Jess knows I’m not having fun, not that I’m really trying to hide the fact. I slink into the corner, looking for a way out, a secret portal, maybe a bookshelf that opens into an escape tunnel. I pull on a sconce but no passageway appears. “Sometimes I think you just like being miserable,” she says and rolls her eyes. I forgot my Xanax. My glass is empty. And here he comes again, this effete little horn-rimmed scion. “Cowboy killer?” he asks, wagging a pack of off-brand cigarettes in front of my face. They look delicious, smell wonderful, these little nicotine sirens, but I answer with haughty principle, I don’t smoke . He smirks and crescents of tobacco fog curl out of his manhole nostrils like vaporous rhino tusks.
Jess is on the other side of the room taking prurient interest in some guy’s diatribe about God knows what—maybe free trade coffee or honeybee colony collapse or gender fluidity. This has got to be what it’s like in hell: the upholstery’s all velvet, avocado green and some weird hybrid of gold and slime. The whole place stinks like Salvation Army stores and the piss-puke stench of a nursing home. Milo’s adoptive grandmother died in that armchair; Asher’s surrogate parents frottaged on that loveseat. Everything is vintage, even the conversation: “Coltrane sounds so much more authentic on vinyl.”
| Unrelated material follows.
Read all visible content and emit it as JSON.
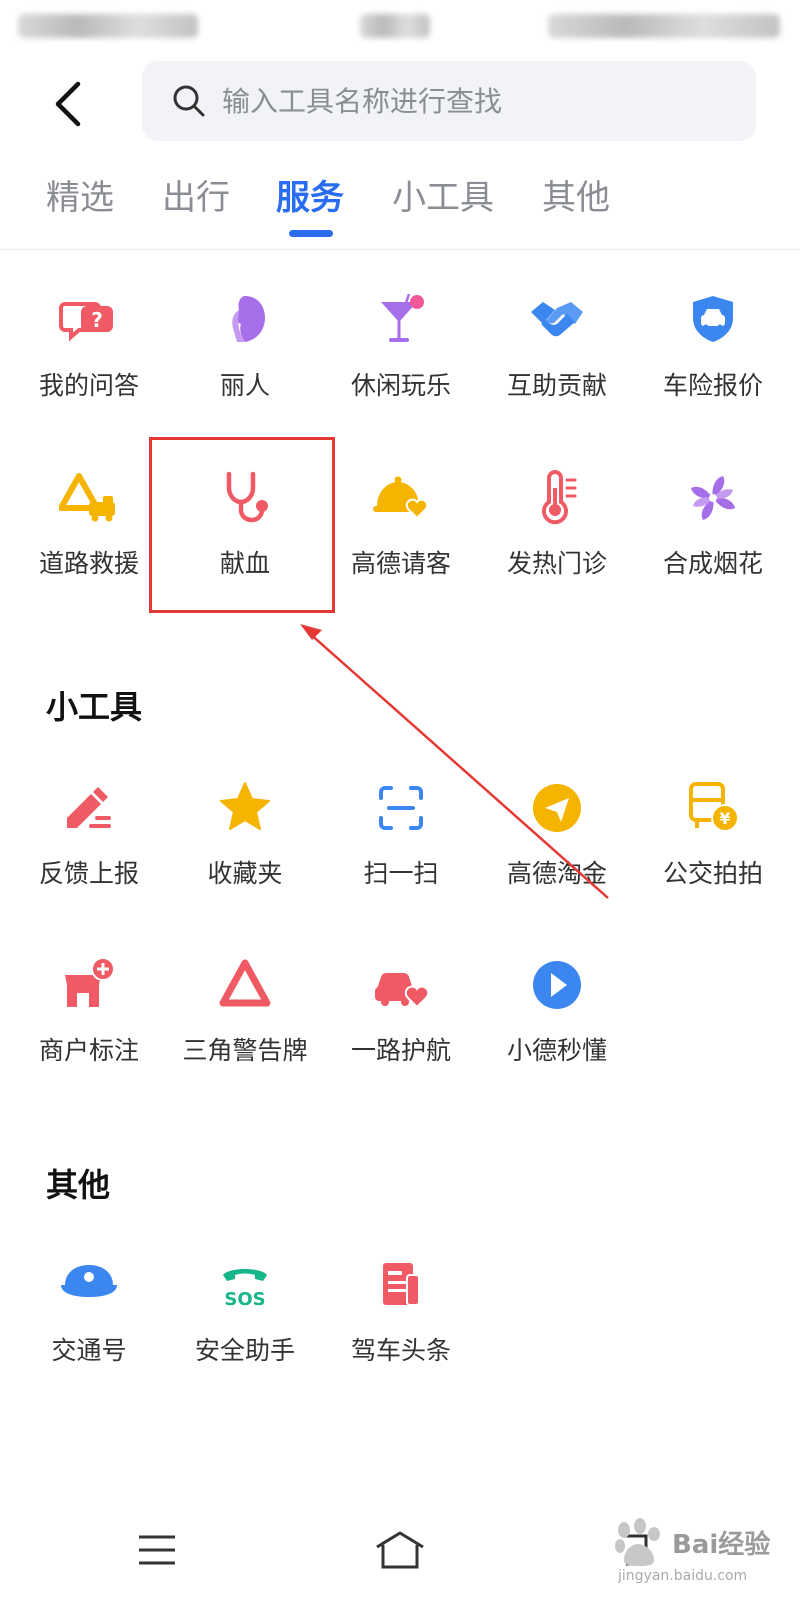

On the drive home, Jess gives me the silent treatment. She wears a grimace that signals I’ve ruined the night. Again. You’re gonna side with those POSERS ?, I opine. I whine. I take out one of the cigs I bummed from Hornrims and light it dramatically. I apologize but not without a caveat: it’s not totally my fault, you know. My mother was ALWAYS sick and you should have met my father, the consummate PRICK.